Я смотрю на Катю, на ее глаза, ноги. Мне не хочется быть художником, думать, чтобы не потерять осторожные и бережные чувства.

— Саня, — говорит Юрий и смотрит на меня. — Где вы такие картины достали? Сколько ни смотрю — все не пойму, что там происходит. Какой-то кретин без шеи стоит у трактора, женщина с хищной челюстью на коленках меряет что-то палкой. Перед ней меня берет оторопь. Саня, ты скажи, кто такую вещь выдал? Где ты ее достал?

— Городские приезжали хлеб убирать. С шахт. Один художником объявился. Все на поле работали, а он в клубе рисовал. До обеда рисует, а после на речке рыбачит. За полтора месяца только три картины успел. Я их сначала тоже испугался, а потом повесил. У нас совсем ничего до этого не было.

— Платили ему?

— Он на трудодни согласился. Как все.

— Только три картины успел… По-моему, он был тихоход. Андрей, как находишь?

— Он не ленился. Хлеб свой заработал. Картины же большие.

— Саня, — говорит Юрий. — У тебя тоже перед ними оторопь? Знаешь что? Ты их выброси, пока ночь. А мы с Андреем поможем. Мы сильные.

— Это можно… Только пусть еще повисят… А вот вы мне объясните… почему художники всех людей за дурачков считают. Я в городе зашел в один магазин — там картины продавались. Дай, думаю, приценюсь. Висит вот такая — с нашу… Три тысячи пятьсот рублей. Я чуть не сел… Пячусь, запнулся обо что-то. Глянул — голова скульптурная. А на ней бирка — две тысячи пятьсот рублей… Ну, думаю… вот бы разбил… Нет, надо сматываться…
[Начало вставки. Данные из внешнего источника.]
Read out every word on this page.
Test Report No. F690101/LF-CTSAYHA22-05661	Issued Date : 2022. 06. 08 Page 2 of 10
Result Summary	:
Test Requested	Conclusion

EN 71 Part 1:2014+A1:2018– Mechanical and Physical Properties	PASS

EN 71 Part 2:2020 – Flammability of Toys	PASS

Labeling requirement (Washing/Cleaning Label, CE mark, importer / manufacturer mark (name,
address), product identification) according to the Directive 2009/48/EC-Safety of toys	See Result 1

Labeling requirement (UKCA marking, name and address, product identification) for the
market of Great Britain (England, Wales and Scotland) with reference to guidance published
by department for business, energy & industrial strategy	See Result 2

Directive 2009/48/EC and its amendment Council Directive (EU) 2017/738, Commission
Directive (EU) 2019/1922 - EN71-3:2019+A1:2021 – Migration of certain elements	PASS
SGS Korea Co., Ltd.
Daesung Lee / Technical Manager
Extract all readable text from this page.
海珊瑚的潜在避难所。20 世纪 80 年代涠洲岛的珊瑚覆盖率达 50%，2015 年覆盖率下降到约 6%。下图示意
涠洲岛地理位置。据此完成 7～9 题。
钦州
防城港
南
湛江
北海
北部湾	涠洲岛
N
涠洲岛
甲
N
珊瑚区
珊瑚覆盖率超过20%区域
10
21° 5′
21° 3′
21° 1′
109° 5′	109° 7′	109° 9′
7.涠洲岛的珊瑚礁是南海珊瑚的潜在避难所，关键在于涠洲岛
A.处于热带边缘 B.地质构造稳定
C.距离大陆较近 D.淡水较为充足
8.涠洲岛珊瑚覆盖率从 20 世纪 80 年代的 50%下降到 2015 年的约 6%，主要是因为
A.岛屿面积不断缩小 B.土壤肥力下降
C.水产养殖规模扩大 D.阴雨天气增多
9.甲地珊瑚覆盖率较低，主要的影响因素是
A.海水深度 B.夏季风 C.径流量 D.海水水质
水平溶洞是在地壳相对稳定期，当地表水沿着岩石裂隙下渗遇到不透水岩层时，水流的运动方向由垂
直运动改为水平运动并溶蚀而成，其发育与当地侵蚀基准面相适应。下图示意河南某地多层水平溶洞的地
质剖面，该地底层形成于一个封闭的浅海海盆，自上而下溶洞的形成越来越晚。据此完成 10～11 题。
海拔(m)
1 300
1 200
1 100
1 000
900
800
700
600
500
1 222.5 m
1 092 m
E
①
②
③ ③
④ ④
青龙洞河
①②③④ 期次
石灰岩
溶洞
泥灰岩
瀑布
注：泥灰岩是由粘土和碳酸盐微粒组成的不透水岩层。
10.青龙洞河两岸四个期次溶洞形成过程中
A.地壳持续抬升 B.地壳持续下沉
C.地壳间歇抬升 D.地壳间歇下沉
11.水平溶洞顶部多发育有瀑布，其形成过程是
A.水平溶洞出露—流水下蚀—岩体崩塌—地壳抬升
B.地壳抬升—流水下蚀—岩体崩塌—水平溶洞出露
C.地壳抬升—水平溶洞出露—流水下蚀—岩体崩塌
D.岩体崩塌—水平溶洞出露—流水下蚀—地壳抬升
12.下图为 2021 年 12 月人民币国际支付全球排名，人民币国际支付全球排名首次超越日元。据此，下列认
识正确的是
Художники себя ценят дорого, а других нет… потому, что заелись. У заведующих клубов оклад сорок рублей, а они что, меньше художников есть хотят? Да если бы я не получал за радиоузел, да за кино, я тоже давно бы ноги откинул.

Моргнул свет. Раз, два…

— Предупреждают, — всполошился Саня, — сейчас выключат. Уже двенадцать.
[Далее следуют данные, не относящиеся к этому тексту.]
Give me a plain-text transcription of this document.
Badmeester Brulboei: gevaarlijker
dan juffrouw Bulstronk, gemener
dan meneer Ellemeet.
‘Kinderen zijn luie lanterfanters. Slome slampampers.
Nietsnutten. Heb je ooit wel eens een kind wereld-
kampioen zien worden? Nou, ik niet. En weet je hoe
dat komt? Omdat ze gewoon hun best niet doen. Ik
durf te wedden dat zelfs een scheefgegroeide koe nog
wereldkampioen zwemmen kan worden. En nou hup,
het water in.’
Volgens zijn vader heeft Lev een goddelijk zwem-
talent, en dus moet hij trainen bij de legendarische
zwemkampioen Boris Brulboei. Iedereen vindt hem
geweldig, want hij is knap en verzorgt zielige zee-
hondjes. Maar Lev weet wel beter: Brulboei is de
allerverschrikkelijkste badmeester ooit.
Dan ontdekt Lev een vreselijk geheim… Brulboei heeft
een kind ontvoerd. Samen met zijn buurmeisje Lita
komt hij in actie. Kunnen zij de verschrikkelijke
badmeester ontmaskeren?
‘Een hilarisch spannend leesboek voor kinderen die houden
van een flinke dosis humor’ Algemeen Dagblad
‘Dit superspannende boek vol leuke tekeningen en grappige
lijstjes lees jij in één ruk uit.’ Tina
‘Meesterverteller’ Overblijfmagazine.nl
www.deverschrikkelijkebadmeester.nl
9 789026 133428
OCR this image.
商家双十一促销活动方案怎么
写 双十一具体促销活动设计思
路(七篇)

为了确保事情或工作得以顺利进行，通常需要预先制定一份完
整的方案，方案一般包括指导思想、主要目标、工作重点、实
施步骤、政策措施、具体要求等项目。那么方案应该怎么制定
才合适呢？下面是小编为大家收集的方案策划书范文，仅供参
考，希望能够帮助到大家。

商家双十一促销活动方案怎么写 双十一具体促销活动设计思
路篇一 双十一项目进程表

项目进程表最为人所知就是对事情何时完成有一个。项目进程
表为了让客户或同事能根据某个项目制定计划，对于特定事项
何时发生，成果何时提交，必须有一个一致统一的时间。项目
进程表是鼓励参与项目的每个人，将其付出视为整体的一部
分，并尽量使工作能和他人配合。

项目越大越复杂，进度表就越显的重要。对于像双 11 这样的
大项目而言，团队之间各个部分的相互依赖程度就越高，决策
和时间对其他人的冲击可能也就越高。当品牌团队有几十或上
Мы вышли на улицу. Мотор электростанции сбился, и свет в окнах затухал толчками и исчез. Глаза привыкали к темноте. На краю деревни лаяла собака одиноко и гулко, как в пустом доме. Небо сдавило влажную оттепель, отсосало белизну снега, и снег сиял лиловыми сумерками. Коненковские избы нависли над дорогой. Темные окна не впускали, гасили воображение.

— Саня неподражаем. Кладезь житейской мудрости, — сказал Юрий. — Свои возможности знает. А Катя мне доказывала как-то… Знаешь, что она отстаивает? Деревне нужен врач-психолог, как в бразильской футбольной команде. Некоторая духовная единица, которую колхоз должен оплачивать. Чувствуешь, до чего договорилась? Хочет секретаря партийной организации колхоза подменить или надстроить третий этаж.